Du côté des Blancs
La guerre civile en Russie vue par ceux qui l’ont perdue.
Historien de l’Union soviétique, Jean-Jacques Marie s’attache, ces dernières années, à l’étude de la guerre civile qui accable la Russie de 1917 à 1920. Il nous propose aujourd’hui de la lire du côté des Blancs et d’examiner de près les causes qui conduisirent à la défaite de ce camp.
Dès février 1917 et la déposition du tsar, les partisans de l’ancien régime se lèvent contre la révolution. La tentative de coup d’Etat du général Kornilov, contre le gouvernement de Kerenski, fait cependant long feu. C’est donc au lendemain de la prise du pouvoir par les bolcheviques que la guerre civile s’engage. Elle oppo- sera dans des combats d’une rare cruauté, les Rouges de Lénine et Trotski, les Blancs qui entendent restaurer la monarchie, mais aussi les Verts, mélange de forces anarchistes pillardes et de nationalistes sécessionnistes.
D’emblée, du côté des Blancs, la division règne. Sur le terrain des opérations, d’abord. Les armées blanches sont, en effet, constituées au sud de la Russie – c’est l’armée des volontaires commandée par les généraux Denikine et Wrangel –, à l’est, en Sibérie – ce sont les troupes de l’amiral Koltchak –, et au nord, enfin, avec notamment les forces du général Ioudenitch. Même si Koltchak fut, pour un temps, installé comme « régent suprême » des armées et si Denikine lui succéda dans cette fonction, l’unité des armées blanches ne fut que formelle et ne permit aucune coordination militaire. A cet éparpillement des forces s’ajoutent des désaccords profonds sur les buts de guerre. L’incapacité des Blancs à rassembler toutes les oppositions aux Rouges, pourtant largement majoritaires, tient principalement à deux raisons. En appelant à la restauration de la monarchie et à la restitution des terres à l’aristocratie, ils s’aliènent tant les forces démocratiques que la paysannerie. En se battant sous le drapeau d’une « Russie unie et indivisible », ils se font des nationalistes finlandais, ukrainiens, baltes, cosaques, géorgiens… des ennemis fieffés.
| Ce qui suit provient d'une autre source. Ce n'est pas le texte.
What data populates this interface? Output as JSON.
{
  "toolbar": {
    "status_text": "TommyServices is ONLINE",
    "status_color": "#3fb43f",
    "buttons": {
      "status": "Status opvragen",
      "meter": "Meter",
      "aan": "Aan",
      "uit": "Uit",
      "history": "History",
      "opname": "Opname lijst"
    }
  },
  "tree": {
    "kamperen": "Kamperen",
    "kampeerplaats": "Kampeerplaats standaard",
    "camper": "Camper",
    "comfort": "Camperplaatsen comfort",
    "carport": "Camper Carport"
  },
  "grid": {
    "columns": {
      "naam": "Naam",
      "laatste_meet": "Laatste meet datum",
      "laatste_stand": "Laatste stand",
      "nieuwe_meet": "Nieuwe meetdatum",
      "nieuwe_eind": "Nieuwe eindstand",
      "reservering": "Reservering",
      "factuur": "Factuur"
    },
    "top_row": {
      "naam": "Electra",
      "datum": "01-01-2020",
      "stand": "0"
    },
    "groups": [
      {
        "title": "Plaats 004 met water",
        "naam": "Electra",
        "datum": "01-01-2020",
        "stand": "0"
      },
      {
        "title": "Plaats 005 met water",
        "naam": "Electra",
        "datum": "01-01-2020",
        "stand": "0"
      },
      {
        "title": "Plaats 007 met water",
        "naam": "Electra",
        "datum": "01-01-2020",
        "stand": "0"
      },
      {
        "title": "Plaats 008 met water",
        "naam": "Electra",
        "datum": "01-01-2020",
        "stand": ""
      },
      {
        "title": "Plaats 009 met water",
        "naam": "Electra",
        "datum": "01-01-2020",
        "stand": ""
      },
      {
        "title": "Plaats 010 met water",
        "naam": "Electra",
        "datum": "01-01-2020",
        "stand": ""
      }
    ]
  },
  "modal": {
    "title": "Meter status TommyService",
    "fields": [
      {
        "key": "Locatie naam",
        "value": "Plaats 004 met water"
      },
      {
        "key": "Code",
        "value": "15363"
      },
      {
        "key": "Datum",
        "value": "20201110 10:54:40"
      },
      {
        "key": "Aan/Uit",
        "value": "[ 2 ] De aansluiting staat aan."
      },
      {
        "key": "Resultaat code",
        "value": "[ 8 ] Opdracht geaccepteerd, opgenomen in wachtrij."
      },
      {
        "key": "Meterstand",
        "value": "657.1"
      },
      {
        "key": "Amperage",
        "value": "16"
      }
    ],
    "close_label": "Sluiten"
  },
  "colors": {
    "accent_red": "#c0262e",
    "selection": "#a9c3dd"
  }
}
Dans ces conditions, l’aide que leur apportent les Anglais et les Français – eux-mêmes divisés sur les objectifs de leur intervention – est à la fois mesurée et chaotique. Si l’on ajoute à cela la médiocrité des chefs et la faiblesse d’armées où pour un combattant on compte trois « planqués », l’inventaire des causes de la défaite des Blancs, au terme d’un récit enlevé, nourri des plus récentes archives, est au complet.